First preclinical evaluation of [ 225 Ac]Ac-DOTA-JR11 and comparison with [ 177 Lu]Lu-DOTA-JR11, alpha versus beta radionuclide therapy of NETs

Background The [ 177 Lu]Lu-DOTA-TATE mediated peptide receptor radionuclide therapy (PRRT) of neuroendocrine tumors (NETs) is sometimes leading to treatment resistance and disease recurrence. An interesting alternative could be the somatostatin antagonist, [ 177 Lu]Lu-DOTA-JR11, that demonstrated better biodistribution profile and higher tumor uptake than [ 177 Lu]Lu-DOTA-TATE. Furthermore, treatment with alpha emitters showed improvement of the therapeutic index of PRRT due to the high LET offered by the alpha particles compared to beta emitters. Therefore, [ 225 Ac]Ac-DOTA-JR11 can be a potential candidate to improve the treatment of NETs (Graphical abstract). DOTA-JR11 was radiolabeled with [ 225 Ac]Ac(NO 3 ) 3 and [ 177 Lu]LuCl 3 . Stability studies were performed in phosphate buffered saline (PBS) and mouse serum.
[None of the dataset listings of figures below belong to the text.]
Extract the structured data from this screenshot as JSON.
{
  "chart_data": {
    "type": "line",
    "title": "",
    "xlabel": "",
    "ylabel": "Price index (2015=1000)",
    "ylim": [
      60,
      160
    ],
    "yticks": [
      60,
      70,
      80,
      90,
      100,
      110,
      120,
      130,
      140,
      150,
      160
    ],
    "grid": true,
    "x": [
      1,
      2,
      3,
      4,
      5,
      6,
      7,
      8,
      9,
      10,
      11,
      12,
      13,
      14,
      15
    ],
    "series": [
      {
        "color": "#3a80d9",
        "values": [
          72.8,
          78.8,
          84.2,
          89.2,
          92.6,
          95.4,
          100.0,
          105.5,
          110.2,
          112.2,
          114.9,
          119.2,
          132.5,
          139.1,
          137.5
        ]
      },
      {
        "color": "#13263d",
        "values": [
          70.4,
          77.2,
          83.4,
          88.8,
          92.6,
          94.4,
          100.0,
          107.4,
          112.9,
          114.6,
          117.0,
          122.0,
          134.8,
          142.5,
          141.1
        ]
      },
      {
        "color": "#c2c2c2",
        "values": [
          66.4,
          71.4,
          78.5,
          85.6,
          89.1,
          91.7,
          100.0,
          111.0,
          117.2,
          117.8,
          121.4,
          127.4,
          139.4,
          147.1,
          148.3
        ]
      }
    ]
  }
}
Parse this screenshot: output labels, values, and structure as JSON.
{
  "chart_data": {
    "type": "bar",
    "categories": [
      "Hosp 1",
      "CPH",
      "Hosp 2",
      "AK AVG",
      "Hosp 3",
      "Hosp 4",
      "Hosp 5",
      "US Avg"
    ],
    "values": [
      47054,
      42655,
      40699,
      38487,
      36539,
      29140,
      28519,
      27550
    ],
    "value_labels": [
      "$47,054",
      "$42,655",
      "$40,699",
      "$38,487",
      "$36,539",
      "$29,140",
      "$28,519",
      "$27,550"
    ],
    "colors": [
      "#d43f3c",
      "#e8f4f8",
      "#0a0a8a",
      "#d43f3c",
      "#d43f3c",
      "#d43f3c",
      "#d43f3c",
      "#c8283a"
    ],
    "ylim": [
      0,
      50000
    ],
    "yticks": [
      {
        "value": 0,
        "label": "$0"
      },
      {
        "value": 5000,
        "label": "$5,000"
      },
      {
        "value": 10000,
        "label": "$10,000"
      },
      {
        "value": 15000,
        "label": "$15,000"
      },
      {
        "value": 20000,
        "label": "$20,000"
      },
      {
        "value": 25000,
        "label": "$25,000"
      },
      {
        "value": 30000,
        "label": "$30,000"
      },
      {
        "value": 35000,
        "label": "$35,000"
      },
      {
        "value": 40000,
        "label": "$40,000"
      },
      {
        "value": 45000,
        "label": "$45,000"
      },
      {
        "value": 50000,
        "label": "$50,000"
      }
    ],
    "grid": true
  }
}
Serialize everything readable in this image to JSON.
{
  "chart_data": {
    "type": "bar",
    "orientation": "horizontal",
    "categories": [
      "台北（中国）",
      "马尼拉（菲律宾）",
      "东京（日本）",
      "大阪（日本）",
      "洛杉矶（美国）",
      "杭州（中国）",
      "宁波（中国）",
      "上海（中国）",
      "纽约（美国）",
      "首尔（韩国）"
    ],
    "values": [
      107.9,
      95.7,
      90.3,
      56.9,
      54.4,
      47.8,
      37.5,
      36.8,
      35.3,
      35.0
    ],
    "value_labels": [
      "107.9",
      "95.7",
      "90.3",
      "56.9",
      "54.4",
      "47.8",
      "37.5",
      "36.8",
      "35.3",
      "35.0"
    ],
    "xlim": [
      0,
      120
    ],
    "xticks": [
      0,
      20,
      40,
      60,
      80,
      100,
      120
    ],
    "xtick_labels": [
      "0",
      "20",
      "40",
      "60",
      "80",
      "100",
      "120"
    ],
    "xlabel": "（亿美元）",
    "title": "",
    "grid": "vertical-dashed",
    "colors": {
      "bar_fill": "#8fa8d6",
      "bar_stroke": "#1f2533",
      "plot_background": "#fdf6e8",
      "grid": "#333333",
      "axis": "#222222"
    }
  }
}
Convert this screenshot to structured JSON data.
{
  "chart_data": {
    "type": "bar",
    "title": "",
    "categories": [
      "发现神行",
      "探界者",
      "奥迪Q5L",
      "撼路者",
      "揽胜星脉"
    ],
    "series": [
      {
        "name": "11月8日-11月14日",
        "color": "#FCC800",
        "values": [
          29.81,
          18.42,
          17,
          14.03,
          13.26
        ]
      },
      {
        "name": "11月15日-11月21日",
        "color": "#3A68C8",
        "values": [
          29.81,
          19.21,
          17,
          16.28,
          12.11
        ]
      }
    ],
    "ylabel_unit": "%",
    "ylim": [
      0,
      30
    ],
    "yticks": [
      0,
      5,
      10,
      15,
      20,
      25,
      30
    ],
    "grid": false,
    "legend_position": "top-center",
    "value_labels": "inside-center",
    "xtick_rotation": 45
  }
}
In vitro competitive binding assay has been carried out in U2OS-SSTR2 + cells for nat La-DOTA-JR11, nat Lu-DOTA-JR11 and DOTA-JR11. Ex vivo biodistribution studies were performed in mice inoculated with H69 cells at 4, 24, 48 and 72 h after injection of [ 225 Ac]Ac-DOTA-JR11. A blocking group was included to verify uptake specificity. Dosimetry of selected organs was determined for [ 225 Ac]Ac-DOTA-JR11 and [ 177 Lu]Lu-DOTA-JR11. Results [ 225 Ac]Ac-DOTA-JR11 has been successfully prepared and obtained in high radiochemical yield (RCY; 95%) and radiochemical purity (RCP; 94%). [ 225 Ac]Ac-DOTA-JR11 showed reasonably good stability in PBS (77% intact radiopeptide at 24 h after incubation) and in mouse serum (~ 81% intact radiopeptide 24 h after incubation). [ 177 Lu]Lu-DOTA-JR11 demonstrated excellent stability in both media (> 93%) up to 24 h post incubation. Competitive binding assay revealed that complexation of DOTA-JR11 with nat La and nat Lu did not affect its binding affinity to SSTR2. Similar biodistribution profiles were observed for both radiopeptides, however, higher uptake was noticed in the kidneys, liver and bone for [ 225 Ac]Ac-DOTA-JR11 than [ 177 Lu]Lu-DOTA-JR11. Conclusion [ 225 Ac]Ac-DOTA-JR11 showed a higher absorbed dose in the kidneys compared to [ 177 Lu]Lu-DOTA-JR11, which may limit further studies with this radiopeptide. However, several strategies can be explored to reduce nephrotoxicity and offer opportunities for future clinical investigations with [ 225 Ac]Ac-DOTA-JR11.